La censure en marche

On la sent arriver et notamment aux Etats-Unis. En effet, mercredi dernier, la première audition publique sur le projet de loi Earn it act a eu lieu, cherchant à reproduire à bien des égards le Patriot Act qui avait été hâtivement adopté à la suite du 11 septembre. Pendant que le monde entier se mobilise autour des ravages d’un virus virulent, le Congrès américain a commencé à examiner la loi sur  » l’élimination des négligences abusives et incontrôlables des technologies interactives ».
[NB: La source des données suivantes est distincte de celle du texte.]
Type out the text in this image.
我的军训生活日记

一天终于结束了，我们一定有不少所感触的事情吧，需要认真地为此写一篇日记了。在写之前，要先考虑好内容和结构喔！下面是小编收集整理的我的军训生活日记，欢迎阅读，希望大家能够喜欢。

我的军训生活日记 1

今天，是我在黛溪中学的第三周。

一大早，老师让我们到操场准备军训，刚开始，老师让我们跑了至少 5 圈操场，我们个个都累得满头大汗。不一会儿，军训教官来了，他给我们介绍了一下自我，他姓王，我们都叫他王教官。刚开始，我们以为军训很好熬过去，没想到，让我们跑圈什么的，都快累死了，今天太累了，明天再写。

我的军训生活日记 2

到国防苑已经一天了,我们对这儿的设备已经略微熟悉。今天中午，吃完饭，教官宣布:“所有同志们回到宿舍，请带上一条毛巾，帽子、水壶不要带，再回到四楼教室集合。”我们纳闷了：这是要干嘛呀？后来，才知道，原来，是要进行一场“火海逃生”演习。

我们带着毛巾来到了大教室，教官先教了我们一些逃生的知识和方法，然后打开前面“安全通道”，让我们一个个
Plus clairement, il s’agit de créer une «Commission nationale sur la prévention de l’exploitation sexuelle des enfants en ligne» chargée d’élaborer de «meilleures pratiques» pour les propriétaires de plateformes Internet. Le but étant de «prévenir, réduire et répondre» à l’exploitation des mineurs. Ce ne serait pas de simples recommandations mais des exigences légales. De fait, si une plateforme ne les respectait pas, elle perdrait les protections juridiques essentielles à la liberté d’expression.

En effet, pour supprimer cette immunité, il faudrait que le Congrès revienne sur l’article 230 de la loi américaine “Communications Decency Act“. Meilleur rempart de protection de la liberté d’expression en ligne puisqu’il stipule que les sites Web ne sont pas responsables du contenu soumis par les utilisateurs. Si le Earn it Act était adopté, la loi rendrait les fournisseurs de chiffrement responsables du contenu téléchargé par les utilisateurs «dangereux» ou «illégal» et accorderait aux gouvernements l’accès aux données utilisateur chiffrées.
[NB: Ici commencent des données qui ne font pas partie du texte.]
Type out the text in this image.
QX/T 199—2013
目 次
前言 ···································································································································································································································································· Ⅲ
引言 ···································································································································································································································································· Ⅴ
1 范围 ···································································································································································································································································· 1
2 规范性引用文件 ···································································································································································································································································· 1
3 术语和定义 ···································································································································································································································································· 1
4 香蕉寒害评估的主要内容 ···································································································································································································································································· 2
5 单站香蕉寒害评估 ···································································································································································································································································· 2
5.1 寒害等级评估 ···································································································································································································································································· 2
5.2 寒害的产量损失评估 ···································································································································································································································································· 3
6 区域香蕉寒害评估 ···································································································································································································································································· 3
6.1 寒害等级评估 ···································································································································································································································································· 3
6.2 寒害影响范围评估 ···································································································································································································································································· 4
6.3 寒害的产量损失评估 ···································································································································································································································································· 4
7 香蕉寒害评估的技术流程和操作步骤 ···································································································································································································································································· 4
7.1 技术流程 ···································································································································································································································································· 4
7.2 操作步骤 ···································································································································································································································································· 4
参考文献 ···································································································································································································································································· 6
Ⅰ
On peut aussi trembler en pensant que ces « bonnes pratiques » seraient déterminées par un petit comité de 19 membres présidé par un procureur général, William Barr, qui n’a jamais fait mystère de son ignorance en matière de cryptographie  tout en luttant pour la levée de la confidentialité qu’il accuse de tous les maux.

Les portes dérobées du covid-19

Après la menace terroriste et pédophile, l’engeance sanitaire à laquelle nous sommes brutalement confrontés pourrait devenir le prétexte majeur pour ouvrir des portes dérobées au système de cryptographie. Or, en exigeant des backdoors au chiffrement sous prétexte de choisir la sécurité au détriment de la confidentialité, les politiques ouvrent la boîte de Pandore  et nous exposent tous à une plus grande vulnérabilité maintes et maintes fois soulignée par les experts en cryptographie.
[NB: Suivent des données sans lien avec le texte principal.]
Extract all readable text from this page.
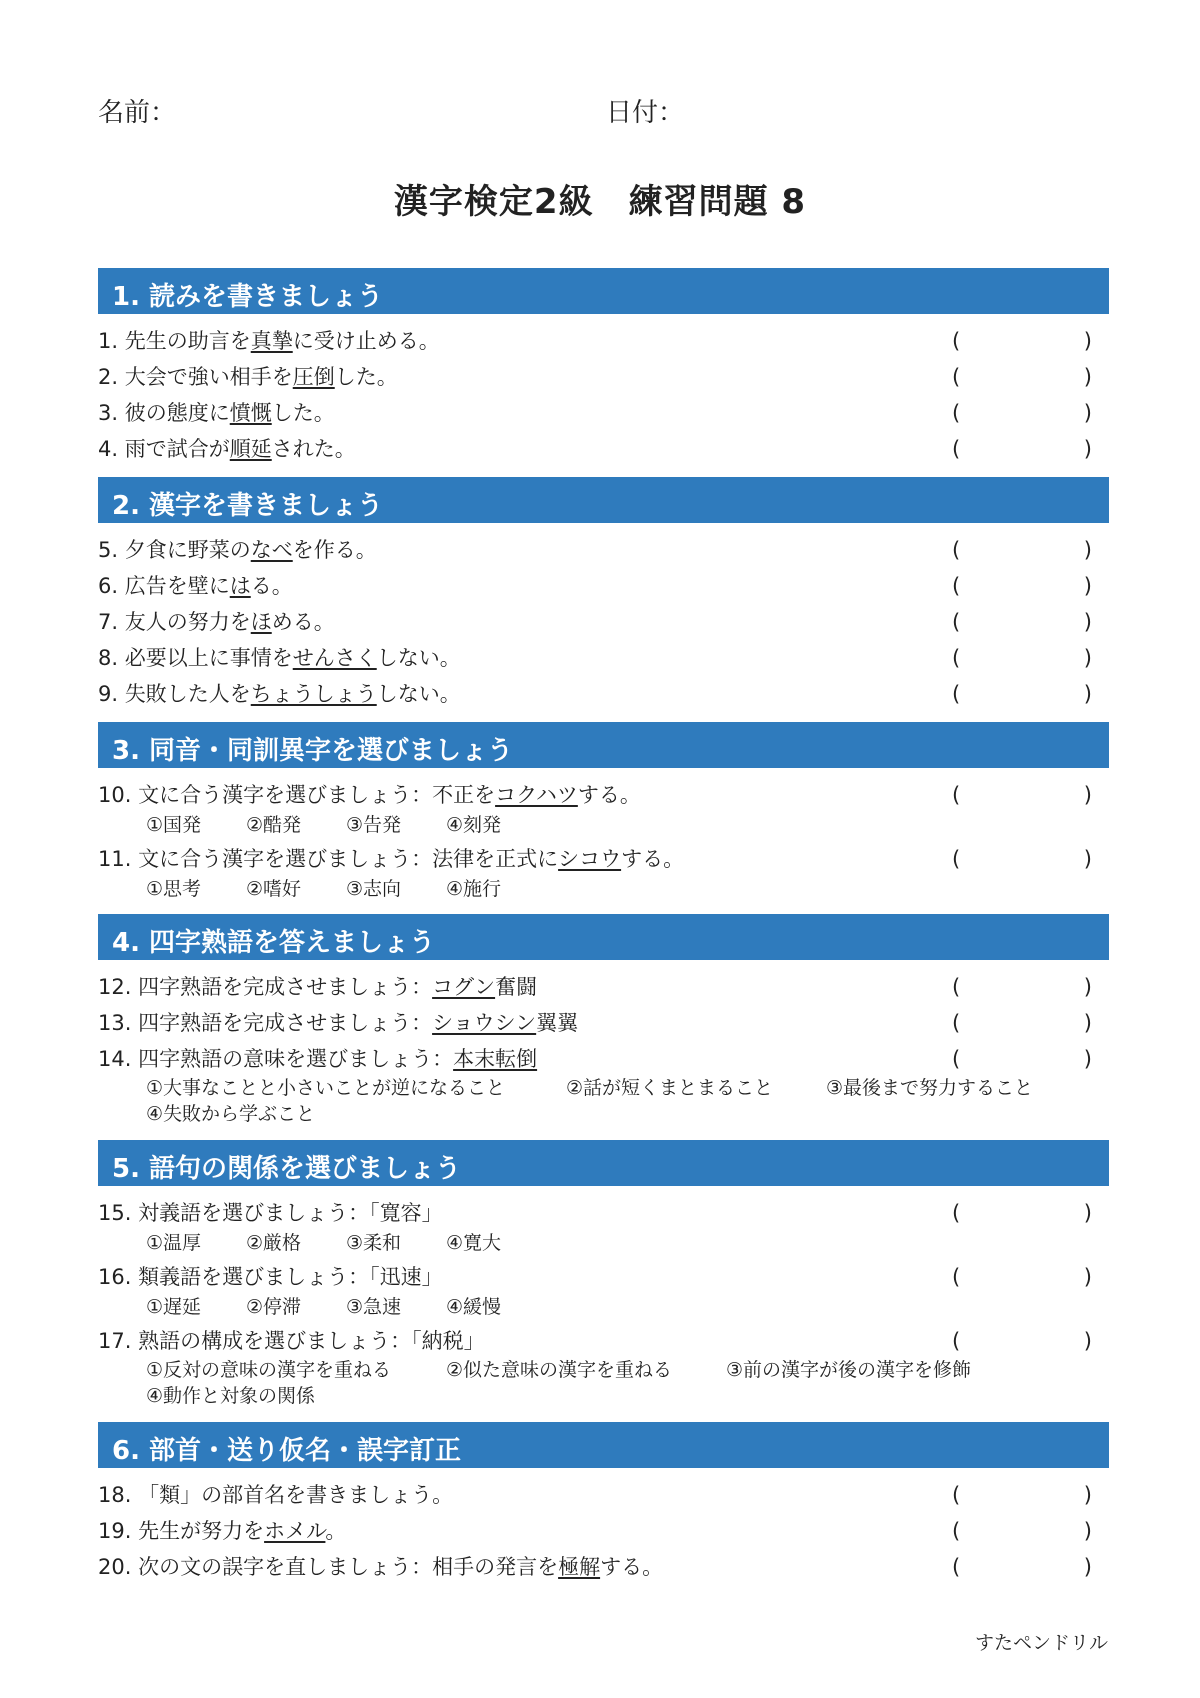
名前：	日付：
漢字検定2級　練習問題 8
1. 読みを書きましょう
1. 先生の助言を真摯に受け止める。	(	)
2. 大会で強い相手を圧倒した。	(	)
3. 彼の態度に憤慨した。	(	)
4. 雨で試合が順延された。	(	)
2. 漢字を書きましょう
5. 夕食に野菜のなべを作る。	(	)
6. 広告を壁にはる。	(	)
7. 友人の努力をほめる。	(	)
8. 必要以上に事情をせんさくしない。	(	)
9. 失敗した人をちょうしょうしない。	(	)
3. 同音・同訓異字を選びましょう
10. 文に合う漢字を選びましょう：不正をコクハツする。	(	)
①国発 ②酷発 ③告発 ④刻発
11. 文に合う漢字を選びましょう：法律を正式にシコウする。	(	)
①思考 ②嗜好 ③志向 ④施行
4. 四字熟語を答えましょう
12. 四字熟語を完成させましょう：コグン奮闘	(	)
13. 四字熟語を完成させましょう：ショウシン翼翼	(	)
14. 四字熟語の意味を選びましょう：本末転倒	(	)
①大事なことと小さいことが逆になること	②話が短くまとまること	③最後まで努力すること
④失敗から学ぶこと
5. 語句の関係を選びましょう
15. 対義語を選びましょう：「寛容」	(	)
①温厚 ②厳格 ③柔和 ④寛大
16. 類義語を選びましょう：「迅速」	(	)
①遅延 ②停滞 ③急速 ④緩慢
17. 熟語の構成を選びましょう：「納税」	(	)
①反対の意味の漢字を重ねる	②似た意味の漢字を重ねる	③前の漢字が後の漢字を修飾
④動作と対象の関係
6. 部首・送り仮名・誤字訂正
18. 「類」の部首名を書きましょう。	(	)
19. 先生が努力をホメル。	(	)
20. 次の文の誤字を直しましょう：相手の発言を極解する。	(	)
すたペンドリル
Mais en ces temps étranges vécus là, ensemble, de loin, on peut penser au meilleur tout en présageant du pire. Et ne pas être dupe de la fourberie de nos dirigeants qui pourraient profiter d’une situation inédite pour restreindre notre espace de liberté sur le web, sous le prétexte mille fois ressassé de nous protéger.

Or, nous ne sommes pas qu’une masse d’abrutis incapable de distinguer ce qui relève de la raison et ce qui ressort de la manipulation. Certes, une parole officielle brouillée pleine de messages et de mesures contradictoires est le terreau fertile du crétinisme ou de la crédulité. Mais la misère de l’impréparation,  coûteuse déjà en termes de libertés individuelles ( et on n’ose évoquer le bilan humain qui s’alourdit de jour en jour), place les politiques en mauvaise posture pour nous donner des leçons. Le réflexe inique de nos dirigeants, mettant en cause notre bêtise, notre inconséquence et notre incivisme  pour dissimuler leurs propres errements, est difficilement entendable mais n’empêchera pas, comme on l’observe dans les régimes autoritaires, la tentation de brider notre liberté de parole.